Com o assunto gerando repercussão na mídia e nas redes sociais, há dois meses, a marca carioca decidiu compartilhar o código que a funcionária utilizava para marcar suas vendas, a fim de criar uma "campanha social", que destinaria parte dos lucros obtidos à família de Kathlen.
Assim que divulgada, a iniciativa recebeu uma onda de acusações de racismo — que apontavam a "insensibilidade pelo caso brutal" e o uso inadequado de sua imagem para o marketing das roupas.
Como resposta, a Farm se desculpou em um comunicado oficial, informando que reverteriam 100% das vendas do código à família da jovem assassinada e assumindo a responsabilidade pela gravidade do ato.
Em entrevista para Nossa, Diego Francisco, o novo líder do marketing da Farm, relembrou o caso. O jornalista, antes de ser contratado pela marca, participou do gerenciamento de crise na época, como um dos integrantes do Instituto Identidades do Brasil (ID_BR), parceiro do Grupo Soma — dono da Farm e Animale — desde 2019.

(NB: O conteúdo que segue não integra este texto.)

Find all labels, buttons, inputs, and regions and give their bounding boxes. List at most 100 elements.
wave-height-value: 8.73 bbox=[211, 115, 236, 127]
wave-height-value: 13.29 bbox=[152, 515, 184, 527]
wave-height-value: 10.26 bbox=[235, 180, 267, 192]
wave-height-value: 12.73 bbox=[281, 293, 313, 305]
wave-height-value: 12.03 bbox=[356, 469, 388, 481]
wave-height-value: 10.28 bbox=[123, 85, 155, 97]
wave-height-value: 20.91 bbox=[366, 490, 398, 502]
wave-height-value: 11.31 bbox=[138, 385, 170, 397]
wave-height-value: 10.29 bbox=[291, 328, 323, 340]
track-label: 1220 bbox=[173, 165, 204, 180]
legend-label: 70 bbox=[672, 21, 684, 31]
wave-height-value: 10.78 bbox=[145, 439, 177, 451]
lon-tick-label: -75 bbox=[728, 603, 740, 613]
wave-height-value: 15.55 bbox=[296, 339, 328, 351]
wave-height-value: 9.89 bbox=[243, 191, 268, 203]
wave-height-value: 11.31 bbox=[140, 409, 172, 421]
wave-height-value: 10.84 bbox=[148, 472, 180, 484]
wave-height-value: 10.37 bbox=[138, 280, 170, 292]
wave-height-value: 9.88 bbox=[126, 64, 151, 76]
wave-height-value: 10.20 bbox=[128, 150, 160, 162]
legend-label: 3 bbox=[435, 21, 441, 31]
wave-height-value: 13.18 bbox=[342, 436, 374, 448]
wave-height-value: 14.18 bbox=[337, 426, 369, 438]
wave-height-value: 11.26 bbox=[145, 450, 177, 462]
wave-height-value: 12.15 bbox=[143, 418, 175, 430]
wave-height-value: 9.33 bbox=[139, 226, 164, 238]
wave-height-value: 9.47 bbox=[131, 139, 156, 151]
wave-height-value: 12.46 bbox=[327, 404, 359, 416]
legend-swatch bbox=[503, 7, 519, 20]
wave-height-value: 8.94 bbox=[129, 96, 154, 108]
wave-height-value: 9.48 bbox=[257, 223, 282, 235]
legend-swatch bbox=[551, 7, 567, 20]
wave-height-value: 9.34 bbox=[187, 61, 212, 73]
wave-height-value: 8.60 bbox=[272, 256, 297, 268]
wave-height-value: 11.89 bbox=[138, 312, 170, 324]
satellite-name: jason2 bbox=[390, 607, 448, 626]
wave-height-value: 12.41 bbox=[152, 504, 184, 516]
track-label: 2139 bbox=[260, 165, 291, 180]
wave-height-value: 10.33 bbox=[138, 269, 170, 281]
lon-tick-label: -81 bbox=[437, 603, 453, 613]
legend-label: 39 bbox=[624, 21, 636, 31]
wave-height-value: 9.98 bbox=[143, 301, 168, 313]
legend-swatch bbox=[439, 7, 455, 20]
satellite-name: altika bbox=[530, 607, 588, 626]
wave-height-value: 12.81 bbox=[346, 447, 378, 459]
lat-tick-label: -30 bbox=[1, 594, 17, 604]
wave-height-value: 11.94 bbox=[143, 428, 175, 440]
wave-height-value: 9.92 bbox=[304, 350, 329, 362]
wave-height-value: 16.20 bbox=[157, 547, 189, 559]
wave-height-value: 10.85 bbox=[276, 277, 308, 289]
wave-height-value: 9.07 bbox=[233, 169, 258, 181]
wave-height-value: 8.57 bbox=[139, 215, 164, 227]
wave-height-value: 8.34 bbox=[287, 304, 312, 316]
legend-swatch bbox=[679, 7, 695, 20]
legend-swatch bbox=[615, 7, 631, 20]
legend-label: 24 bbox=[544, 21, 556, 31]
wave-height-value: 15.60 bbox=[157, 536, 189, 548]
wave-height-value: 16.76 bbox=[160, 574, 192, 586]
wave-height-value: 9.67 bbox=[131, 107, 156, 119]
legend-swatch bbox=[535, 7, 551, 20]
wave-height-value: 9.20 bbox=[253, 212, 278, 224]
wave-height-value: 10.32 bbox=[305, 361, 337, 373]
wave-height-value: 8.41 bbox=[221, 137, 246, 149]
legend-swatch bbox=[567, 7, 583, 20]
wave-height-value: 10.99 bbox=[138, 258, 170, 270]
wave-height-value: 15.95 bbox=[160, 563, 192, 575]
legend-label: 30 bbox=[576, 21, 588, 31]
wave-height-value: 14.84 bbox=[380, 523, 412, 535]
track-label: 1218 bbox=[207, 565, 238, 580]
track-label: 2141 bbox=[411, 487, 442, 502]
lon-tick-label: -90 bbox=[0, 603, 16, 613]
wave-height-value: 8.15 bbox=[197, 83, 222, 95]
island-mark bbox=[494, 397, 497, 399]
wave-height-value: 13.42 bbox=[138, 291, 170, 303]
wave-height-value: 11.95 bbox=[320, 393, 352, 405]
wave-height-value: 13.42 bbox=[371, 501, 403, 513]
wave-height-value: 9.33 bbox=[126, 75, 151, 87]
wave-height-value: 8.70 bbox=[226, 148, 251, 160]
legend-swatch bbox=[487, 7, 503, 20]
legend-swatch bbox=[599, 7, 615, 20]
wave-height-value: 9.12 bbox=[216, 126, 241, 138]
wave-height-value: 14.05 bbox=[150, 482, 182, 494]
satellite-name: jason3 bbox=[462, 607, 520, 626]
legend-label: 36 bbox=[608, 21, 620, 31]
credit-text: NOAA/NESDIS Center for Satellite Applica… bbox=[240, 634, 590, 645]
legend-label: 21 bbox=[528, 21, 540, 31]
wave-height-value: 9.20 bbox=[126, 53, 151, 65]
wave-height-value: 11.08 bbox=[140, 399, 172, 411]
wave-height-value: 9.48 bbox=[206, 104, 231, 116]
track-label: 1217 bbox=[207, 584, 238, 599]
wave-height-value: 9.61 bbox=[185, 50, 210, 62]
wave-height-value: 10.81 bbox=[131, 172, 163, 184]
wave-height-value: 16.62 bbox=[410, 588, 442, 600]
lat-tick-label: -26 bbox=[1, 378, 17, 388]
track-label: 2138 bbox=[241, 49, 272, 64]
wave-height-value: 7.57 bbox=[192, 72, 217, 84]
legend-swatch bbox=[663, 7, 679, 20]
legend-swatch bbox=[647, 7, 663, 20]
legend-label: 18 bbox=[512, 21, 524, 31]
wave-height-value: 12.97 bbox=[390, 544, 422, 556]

"Não dá mais para ignorar quando alguém diz que estamos nos apropriando de algo", diz.
Essa nossa última experiência na Farm produziu uma reflexão para entender que nós podemos ir para esse lugar, de liderar esse debate na moda brasileira".
Mais polêmicas
Antes do caso de Kathlen Romeu, a label carioca enfrentou outro episódio que envolvia acusações de racismo. Em 2017, foi lançada uma estampa que retratava pessoas negras como escravas no Brasil. A "Ruas do Mar", como foi nomeada, sofreu repercussão negativa, o que fez com que a Farm retirasse os produtos disponíveis nas lojas físicas e virtuais.
"Ficamos tristes com a repercussão negativa despertada por ela. Não era esta a nossa intenção (...) Pedimos desculpas a todos pelos sentimentos negativos gerados", lamentaram em comunicado.
Em 2014, a figura de Iemanjá levou a Farm a ser acusada de apropriação cultural. A marca, há sete anos, utilizou uma mulher branca para representar o orixá de origem africana.
A imagem levou o rapper Emicida a se pronunciar sobre a iniciativa: "Usar a cultura afro como base de criação de elemento de autenticidade sempre. Empregar modelos negros nunca. Racismo brasileiro onde ninguém é e assim todos são livres para continuar sendo sem culpa. Triste, mas sem novidade", escreveu o artista.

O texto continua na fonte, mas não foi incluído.